Blue Cross Blue Shield of North Carolina, which says it has spent "tens of millions" complying with HIPAA, has required workers to adopt individualized security plans and awarded them iPods as prizes in security-related games of Jeopardy during lunch breaks.
"There's a significant weight on anyone in this business now, says Harry Reynolds, a vice president with Blue Cross Blue Shield. "The last thing you want to be is the first lawsuit."
Violations of the rule can result in criminal penalties of $250,000 and 10 years in jail. The Department of Health and Human Services, however, hasn't been aggressively looking for lapses; instead, it's following up complaints. That enforcement stance reflects the fact that the regulations give the providers and insurers some latitude on how to comply. The new security rule says it's "impossible to dictate a specific solution" for each of the 2.6 million providers and health plans affected.
Some physicians and doctors are dragging their feet. Tom Walsh, a consultant on HIPAA compliance, says, "I've actually had physicians tell me, 'Who do I write the check to? I'm not interested in being compliant.' " Gary Carneal, president and chief executive of URAC, an independent accrediting body for the health-care industry, says "a lot of companies are addressing this in an ad-hoc fashion," with only a "small minority" of the 500 companies in a URAC survey in compliance.
Similarly, a study released this year by the Healthcare Information Management and Systems Society and Phoenix Health Systems found that only 18% of providers were in compliance.
Karen Trudel, deputy director of the HIPAA standards office at HHS, says an organization that fails to comply risks a security breach-and a badly tarnished reputation. "Would you really want to use a health-care provider if you thought they weren't safeguarding your personal information?" she says.
In March, two laptops containing sensitive medical records for 185,000 current and former patients were stolen from the San Jose Medical Group. Also this year, the University of Chicago Hospitals reported that a former employee had stolen information on as many as 85 patients. In Florida, an employee at the Palm Beach County Health Department mistakenly sent out the names of AIDS patients.
Not all of the incidents would have been prevented by the new security rule. And even companies with vigorous security programs can't prevent some breaches, particularly those that occur from the inside. In 2003, for example, a New Jersey nurse helped identity thieves get information about terminally ill patients.
The incidents have consumers on edge. A recent survey conducted by Privacy and American Business, a nonpartisan think tank in Hackensack, N.J., found that 70% of Americans are worried that their personal information could be disclosed as a result of weak security. Moreover, concerns over the security of health records are coinciding with a wave of privacy lapses at banks, retailers and data warehouses like ChoicePoint Inc. and LexisNexis that have compromised the personal information of more than 600,000.

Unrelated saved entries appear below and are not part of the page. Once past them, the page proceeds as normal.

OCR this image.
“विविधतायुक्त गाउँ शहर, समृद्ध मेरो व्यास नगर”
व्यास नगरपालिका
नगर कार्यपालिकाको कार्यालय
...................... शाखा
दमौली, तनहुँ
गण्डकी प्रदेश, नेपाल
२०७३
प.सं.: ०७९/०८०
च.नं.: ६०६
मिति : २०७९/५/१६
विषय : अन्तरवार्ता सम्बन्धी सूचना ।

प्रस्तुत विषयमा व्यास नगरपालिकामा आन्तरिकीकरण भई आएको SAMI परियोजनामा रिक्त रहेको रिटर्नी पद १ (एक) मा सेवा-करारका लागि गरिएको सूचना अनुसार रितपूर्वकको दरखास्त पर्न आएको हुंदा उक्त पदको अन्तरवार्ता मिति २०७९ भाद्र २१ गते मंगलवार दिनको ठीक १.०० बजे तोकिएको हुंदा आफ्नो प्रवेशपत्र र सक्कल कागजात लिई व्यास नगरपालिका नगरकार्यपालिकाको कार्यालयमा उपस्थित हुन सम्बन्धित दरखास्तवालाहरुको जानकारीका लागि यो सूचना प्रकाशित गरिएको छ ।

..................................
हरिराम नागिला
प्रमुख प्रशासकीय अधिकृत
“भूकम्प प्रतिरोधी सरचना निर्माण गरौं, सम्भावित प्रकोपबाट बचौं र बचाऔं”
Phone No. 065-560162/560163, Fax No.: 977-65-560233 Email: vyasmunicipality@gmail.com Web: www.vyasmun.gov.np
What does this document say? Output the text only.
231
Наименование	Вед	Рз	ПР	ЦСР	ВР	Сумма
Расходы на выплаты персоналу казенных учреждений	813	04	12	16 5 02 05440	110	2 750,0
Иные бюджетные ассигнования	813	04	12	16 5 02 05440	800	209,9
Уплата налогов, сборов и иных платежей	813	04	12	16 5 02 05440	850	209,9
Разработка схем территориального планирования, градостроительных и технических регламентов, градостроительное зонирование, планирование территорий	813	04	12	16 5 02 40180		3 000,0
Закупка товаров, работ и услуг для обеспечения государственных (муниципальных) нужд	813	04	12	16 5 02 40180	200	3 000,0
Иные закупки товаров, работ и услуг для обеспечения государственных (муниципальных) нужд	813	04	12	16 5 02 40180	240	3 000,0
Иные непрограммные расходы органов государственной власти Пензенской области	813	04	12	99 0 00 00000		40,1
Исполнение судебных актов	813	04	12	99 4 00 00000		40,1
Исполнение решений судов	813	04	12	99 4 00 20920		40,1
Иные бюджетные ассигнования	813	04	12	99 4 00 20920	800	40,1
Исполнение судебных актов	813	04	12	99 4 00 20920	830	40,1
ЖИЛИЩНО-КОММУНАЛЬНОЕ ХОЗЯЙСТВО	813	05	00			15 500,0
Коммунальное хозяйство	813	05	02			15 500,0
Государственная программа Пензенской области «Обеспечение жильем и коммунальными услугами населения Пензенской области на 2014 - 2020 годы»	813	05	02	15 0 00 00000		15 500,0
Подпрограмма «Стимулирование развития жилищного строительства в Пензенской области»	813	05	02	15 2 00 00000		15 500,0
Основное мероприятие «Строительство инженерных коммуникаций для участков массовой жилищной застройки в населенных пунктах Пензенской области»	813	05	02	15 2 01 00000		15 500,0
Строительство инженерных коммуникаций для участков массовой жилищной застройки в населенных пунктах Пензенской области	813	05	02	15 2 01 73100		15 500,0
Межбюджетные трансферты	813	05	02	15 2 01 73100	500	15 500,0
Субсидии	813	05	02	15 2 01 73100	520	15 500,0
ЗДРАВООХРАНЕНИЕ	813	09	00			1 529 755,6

Mark Rothstein, a member of the National Committee on Vital and Health Statistics, an HHS advisory group, says security concerns could become so paramount for consumers that health institutions might one day have to post their security performance records, much as airlines report on-time departure rates. "I don't see any way you can make an absolutely, totally foolproof system," Mr. Rothstein says. "But we ought to keep trying."